In a little-noticed milestone for the world of sex-related entertainment, Playboy said last month that it would seek to do in India what it had never done before: publish a magazine with its usual fare, except for its name and its nudes.
"This is quite a departure for us," Christie Hefner, the chief executive of Playboy Enterprises, told reporters last month.
One reason for the plan is the usual emerging-market strategy: When profits flatten in the West, companies pivot to India and China. Whereas Playboy's US magazine sales shrank by 1 percent in 2004, its foreign revenue grew by 13 percent from 20 overseas editions published in countries from Brazil to Serbia.
Foreign magazines' interest in India is understandable.
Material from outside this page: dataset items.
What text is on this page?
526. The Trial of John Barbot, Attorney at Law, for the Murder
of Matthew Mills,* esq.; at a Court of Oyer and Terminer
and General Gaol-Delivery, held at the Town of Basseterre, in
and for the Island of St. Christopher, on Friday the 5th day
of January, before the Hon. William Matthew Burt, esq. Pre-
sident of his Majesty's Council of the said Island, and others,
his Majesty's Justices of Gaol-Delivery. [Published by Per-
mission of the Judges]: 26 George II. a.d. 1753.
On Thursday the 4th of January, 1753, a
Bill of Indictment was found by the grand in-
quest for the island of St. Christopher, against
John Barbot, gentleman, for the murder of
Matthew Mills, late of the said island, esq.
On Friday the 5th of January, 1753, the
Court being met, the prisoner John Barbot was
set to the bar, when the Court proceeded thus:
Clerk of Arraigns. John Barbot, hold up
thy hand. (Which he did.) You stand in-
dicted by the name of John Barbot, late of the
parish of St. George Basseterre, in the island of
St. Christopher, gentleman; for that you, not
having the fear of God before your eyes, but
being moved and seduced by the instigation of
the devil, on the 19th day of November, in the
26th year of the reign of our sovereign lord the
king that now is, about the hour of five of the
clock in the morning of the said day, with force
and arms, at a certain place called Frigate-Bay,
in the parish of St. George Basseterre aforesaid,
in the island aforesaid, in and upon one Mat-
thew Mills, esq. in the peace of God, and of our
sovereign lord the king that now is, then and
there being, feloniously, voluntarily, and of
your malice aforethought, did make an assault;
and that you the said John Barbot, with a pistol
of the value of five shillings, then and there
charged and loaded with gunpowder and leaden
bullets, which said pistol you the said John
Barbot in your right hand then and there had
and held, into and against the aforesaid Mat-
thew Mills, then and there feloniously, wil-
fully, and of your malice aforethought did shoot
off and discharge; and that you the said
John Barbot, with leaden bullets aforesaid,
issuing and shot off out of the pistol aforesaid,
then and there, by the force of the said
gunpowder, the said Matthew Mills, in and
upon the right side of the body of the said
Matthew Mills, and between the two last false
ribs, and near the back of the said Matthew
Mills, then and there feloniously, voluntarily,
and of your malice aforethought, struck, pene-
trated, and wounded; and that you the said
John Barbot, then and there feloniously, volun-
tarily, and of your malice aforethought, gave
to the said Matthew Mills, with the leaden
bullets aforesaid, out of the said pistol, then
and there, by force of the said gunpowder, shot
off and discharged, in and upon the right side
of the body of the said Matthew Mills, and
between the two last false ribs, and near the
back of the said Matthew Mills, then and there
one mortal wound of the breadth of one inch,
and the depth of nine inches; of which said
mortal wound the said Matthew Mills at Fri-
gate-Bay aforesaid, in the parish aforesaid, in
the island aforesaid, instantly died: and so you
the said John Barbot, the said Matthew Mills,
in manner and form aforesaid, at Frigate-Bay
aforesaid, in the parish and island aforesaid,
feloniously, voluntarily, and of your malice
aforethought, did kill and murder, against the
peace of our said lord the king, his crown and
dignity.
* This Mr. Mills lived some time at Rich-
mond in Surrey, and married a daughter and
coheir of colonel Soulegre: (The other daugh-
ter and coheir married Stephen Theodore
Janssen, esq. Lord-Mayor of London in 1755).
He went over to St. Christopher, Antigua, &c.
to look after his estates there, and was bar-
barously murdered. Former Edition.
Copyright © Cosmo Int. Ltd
As media growth flattens in the West, India's is booming. It has nearly 200 million magazine readers and is the second-largest newspaper market in the world, behind China, with 79 million copies sold daily. The print advertising market is US$1.5 billion a year and growing.
But there is another story behind Playboy's discovery of India. The magazine once saw itself as America's gateway to a sexual revolution. Now, with that revolution won and its societal impact fading, Playboy has a chance to renew itself as a magazine of high living in a country that celebrated sex in antiquity, then grew prudish, and is now loosening up again.
Hefner has said that the Indian version of the magazine "would be an extension of Playboy that would be focused around the lifestyle, pop culture, celebrity, fashion, sports and interview elements of Playboy." But the magazine would not be "classic Playboy," she warned. "It would not have nudity," she said, "and I don't think it would be called Playboy."
Some see India in the 2000s as similar to the US in the 1950s: on the cusp of a sexual revolution. In an attitudinal sea change, one-quarter of urban, unmarried women have sex, one-third read erotic literature and half go on dates, according to a survey by ACNielsen and India Today magazine.
India is not only on the brink of a sexual revolution, it is also overflowing with ambition, as a small but growing class of young, urban, world-traveling men with disposable income find their way to a new upper class.
"Upwardly mobile. Reasonably affluent. He would be a sort of mid-level executive upwards, a man who probably already drives a car," said N. Radhakrishnan, who is editor of Man's World, an Indian publication that would be a competitor to a watered-down Playboy.